As a member of the ISO committee for ISO-32000-2, I have access to the specification, so allow me to explain a couple of things.
There can be 3 types of signatures (*) in a PDF document:
- At most one certification signature (aka author signature),
- One or more approval signatures (aka recipient signatures),
- Any number of document time stamp signatures (of which the SubFilter value is ETSI.RFC3161).
(*) There is a fourth type, called a usage rights signature, but
that will be deprecated in PDF 2.0.
Source: section 12.8.1 entitled "General" in section 12.8 entitled "Digital Signatures" of ISO 32000-2 (Draft)
You are talking about a document time stamp signature (added for LTV reasons), but you are also talking about DocMDP (MDP stands for Modification Detection and Prevention).
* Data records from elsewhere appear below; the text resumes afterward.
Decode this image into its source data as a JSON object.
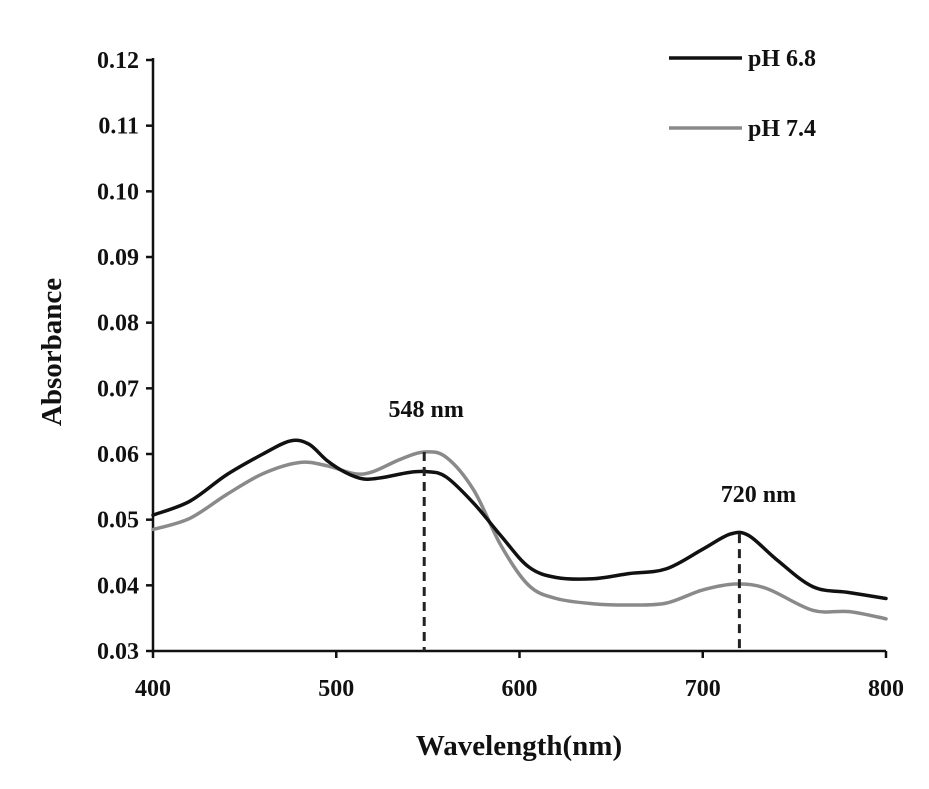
{
  "chart_data": {
    "type": "line",
    "title": "",
    "xlabel": "Wavelength(nm)",
    "ylabel": "Absorbance",
    "xlim": [
      400,
      800
    ],
    "ylim": [
      0.03,
      0.12
    ],
    "xticks": [
      400,
      500,
      600,
      700,
      800
    ],
    "xtick_labels": [
      "400",
      "500",
      "600",
      "700",
      "800"
    ],
    "yticks": [
      0.03,
      0.04,
      0.05,
      0.06,
      0.07,
      0.08,
      0.09,
      0.1,
      0.11,
      0.12
    ],
    "ytick_labels": [
      "0.03",
      "0.04",
      "0.05",
      "0.06",
      "0.07",
      "0.08",
      "0.09",
      "0.10",
      "0.11",
      "0.12"
    ],
    "legend_position": "top-right",
    "series": [
      {
        "name": "pH 6.8",
        "color": "#111111",
        "points": [
          [
            400,
            0.0507
          ],
          [
            420,
            0.0528
          ],
          [
            440,
            0.0568
          ],
          [
            460,
            0.06
          ],
          [
            475,
            0.062
          ],
          [
            485,
            0.0615
          ],
          [
            495,
            0.059
          ],
          [
            505,
            0.0572
          ],
          [
            515,
            0.0562
          ],
          [
            525,
            0.0564
          ],
          [
            540,
            0.0572
          ],
          [
            550,
            0.0573
          ],
          [
            560,
            0.0565
          ],
          [
            575,
            0.0525
          ],
          [
            590,
            0.0475
          ],
          [
            605,
            0.0428
          ],
          [
            620,
            0.0412
          ],
          [
            640,
            0.041
          ],
          [
            660,
            0.0418
          ],
          [
            680,
            0.0425
          ],
          [
            700,
            0.0455
          ],
          [
            715,
            0.0478
          ],
          [
            725,
            0.0476
          ],
          [
            740,
            0.044
          ],
          [
            760,
            0.0398
          ],
          [
            780,
            0.0389
          ],
          [
            800,
            0.038
          ]
        ]
      },
      {
        "name": "pH 7.4",
        "color": "#8a8a8a",
        "points": [
          [
            400,
            0.0485
          ],
          [
            420,
            0.0502
          ],
          [
            440,
            0.0538
          ],
          [
            460,
            0.057
          ],
          [
            480,
            0.0587
          ],
          [
            495,
            0.0582
          ],
          [
            510,
            0.057
          ],
          [
            520,
            0.0573
          ],
          [
            535,
            0.0592
          ],
          [
            548,
            0.0603
          ],
          [
            560,
            0.0595
          ],
          [
            575,
            0.0545
          ],
          [
            590,
            0.046
          ],
          [
            605,
            0.04
          ],
          [
            620,
            0.038
          ],
          [
            640,
            0.0372
          ],
          [
            660,
            0.037
          ],
          [
            680,
            0.0373
          ],
          [
            700,
            0.0393
          ],
          [
            718,
            0.0402
          ],
          [
            735,
            0.0395
          ],
          [
            760,
            0.0362
          ],
          [
            780,
            0.036
          ],
          [
            800,
            0.0349
          ]
        ]
      }
    ],
    "annotations": [
      {
        "text": "548 nm",
        "x": 548,
        "y": 0.0603
      },
      {
        "text": "720 nm",
        "x": 720,
        "y": 0.0478
      }
    ]
  }
}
MDP is available for certification signatures only:
The DocMDP transform method shall be used to detect modifications
relative to a signature field that is signed by the author of a
document (the person applying a certification signature). A document
can contain only one signature field that contains a DocMDP transform
method. It enables the author to specify what changes shall be
permitted to be made to the document and what changes invalidate the
author’s signature.
Source: section 12.8.2.2.1 entitled "General" in section 12.8.2.2 entitled "DocMDP" of ISO 32000-2 (Draft)
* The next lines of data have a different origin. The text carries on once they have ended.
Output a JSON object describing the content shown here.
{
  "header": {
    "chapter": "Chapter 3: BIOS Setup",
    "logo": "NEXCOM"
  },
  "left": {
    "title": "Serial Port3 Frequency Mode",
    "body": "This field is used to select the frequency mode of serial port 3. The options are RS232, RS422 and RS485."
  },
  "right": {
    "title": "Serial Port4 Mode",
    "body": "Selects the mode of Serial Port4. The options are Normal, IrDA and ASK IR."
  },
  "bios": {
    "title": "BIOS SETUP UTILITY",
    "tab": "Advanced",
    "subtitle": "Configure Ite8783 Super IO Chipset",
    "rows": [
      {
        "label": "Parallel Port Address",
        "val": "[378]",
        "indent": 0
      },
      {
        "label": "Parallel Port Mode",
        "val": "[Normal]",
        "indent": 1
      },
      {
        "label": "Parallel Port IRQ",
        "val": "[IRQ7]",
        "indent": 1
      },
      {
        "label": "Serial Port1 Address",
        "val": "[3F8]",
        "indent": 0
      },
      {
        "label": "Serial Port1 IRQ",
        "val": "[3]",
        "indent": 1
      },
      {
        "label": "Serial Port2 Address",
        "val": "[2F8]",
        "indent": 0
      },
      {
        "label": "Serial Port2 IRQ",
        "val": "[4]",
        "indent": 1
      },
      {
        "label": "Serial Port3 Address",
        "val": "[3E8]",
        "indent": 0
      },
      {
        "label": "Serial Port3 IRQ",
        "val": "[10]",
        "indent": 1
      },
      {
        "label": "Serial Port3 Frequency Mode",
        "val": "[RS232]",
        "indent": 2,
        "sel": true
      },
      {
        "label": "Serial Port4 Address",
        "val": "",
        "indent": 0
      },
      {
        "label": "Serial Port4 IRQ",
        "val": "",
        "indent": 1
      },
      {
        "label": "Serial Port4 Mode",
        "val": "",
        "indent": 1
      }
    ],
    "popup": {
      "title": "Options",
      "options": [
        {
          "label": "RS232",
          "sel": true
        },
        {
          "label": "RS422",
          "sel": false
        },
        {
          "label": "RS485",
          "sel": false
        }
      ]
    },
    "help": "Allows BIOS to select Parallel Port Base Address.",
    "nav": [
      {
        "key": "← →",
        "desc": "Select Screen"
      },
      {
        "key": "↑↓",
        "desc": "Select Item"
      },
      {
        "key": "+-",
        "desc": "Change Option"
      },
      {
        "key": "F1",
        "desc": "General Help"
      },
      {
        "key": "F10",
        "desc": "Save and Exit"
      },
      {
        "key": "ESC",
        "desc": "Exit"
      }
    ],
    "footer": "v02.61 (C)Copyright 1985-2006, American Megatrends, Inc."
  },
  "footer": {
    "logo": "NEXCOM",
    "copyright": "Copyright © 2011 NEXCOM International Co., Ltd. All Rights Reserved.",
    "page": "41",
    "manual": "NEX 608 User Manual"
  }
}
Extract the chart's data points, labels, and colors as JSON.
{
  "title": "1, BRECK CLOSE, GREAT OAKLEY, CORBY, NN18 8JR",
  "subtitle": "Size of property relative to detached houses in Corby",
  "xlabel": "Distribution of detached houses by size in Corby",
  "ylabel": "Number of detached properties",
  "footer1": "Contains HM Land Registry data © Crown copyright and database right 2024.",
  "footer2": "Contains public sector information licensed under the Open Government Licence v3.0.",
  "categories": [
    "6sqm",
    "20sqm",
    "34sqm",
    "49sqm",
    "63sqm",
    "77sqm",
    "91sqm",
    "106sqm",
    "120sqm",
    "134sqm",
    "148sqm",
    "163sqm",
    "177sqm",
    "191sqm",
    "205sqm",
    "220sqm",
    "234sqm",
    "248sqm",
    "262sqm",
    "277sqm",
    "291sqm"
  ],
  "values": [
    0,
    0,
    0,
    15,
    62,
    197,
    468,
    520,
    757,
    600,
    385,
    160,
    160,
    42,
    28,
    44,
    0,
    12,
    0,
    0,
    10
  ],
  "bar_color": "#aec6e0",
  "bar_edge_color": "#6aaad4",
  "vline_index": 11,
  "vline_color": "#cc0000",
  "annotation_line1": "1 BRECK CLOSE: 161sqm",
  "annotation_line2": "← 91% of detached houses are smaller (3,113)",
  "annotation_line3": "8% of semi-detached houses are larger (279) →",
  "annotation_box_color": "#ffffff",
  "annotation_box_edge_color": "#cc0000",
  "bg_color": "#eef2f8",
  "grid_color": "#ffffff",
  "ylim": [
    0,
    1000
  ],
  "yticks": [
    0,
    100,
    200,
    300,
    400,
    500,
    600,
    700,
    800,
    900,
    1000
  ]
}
Granted, you can add a Reference entry to the signature dictionary that contains "An array of signature reference dictionaries".
A signature reference dictionary can have a TransformMethod entry with values:
- DocMDP: Used to detect modifications to a document relative to a signature field that is signed by the originator of a document.
- FieldMDP: Used to detect modifications to a list of form fields specified in TransformParams.
Source: Table 259 "Entries in a signature reference dictionary" in section 12.8.1 of ISO 32000-1
If MDP is what you want, you can use DocMDP in case of certification signatures, and FieldMDP in case of other signatures. However, if we look at the Reference entry in Table 255: Entries in a signature dictionary, we see that "If SubFilter is ETSI.RFC3161, this entry shall not be used."
In other words, you can't have a DocMDP or FieldMDP for Document time stamps. That's kind of normal, because as we read in section 12.8.5.1 "General" of section 12.8.5 "Document time-stamp (DTS) dictionary":
A document time-stamp dictionary establishes the exact contents of the complete PDF file at the time indicated in the time-stamp token.
It doesn't say anything about the ability to set a flag to "certification level 1 (no changes are allowed)". That's not what a document time stamp is for. It is normal that the code fails.
Setting the certification level is something that can only be done with the first signature, in case that signature is a certification signature. Whoever told you to set the certification level using a document time stamp signature (ETSI.RFC3161) is asking you to do something that is impossible according to the upcoming ISO standard for PDF 2.0.
If your follow-up question is: then how was it done in ISO 32000-1, then the answer is simple: document timestamp signatures didn't exist in ISO 32000-1.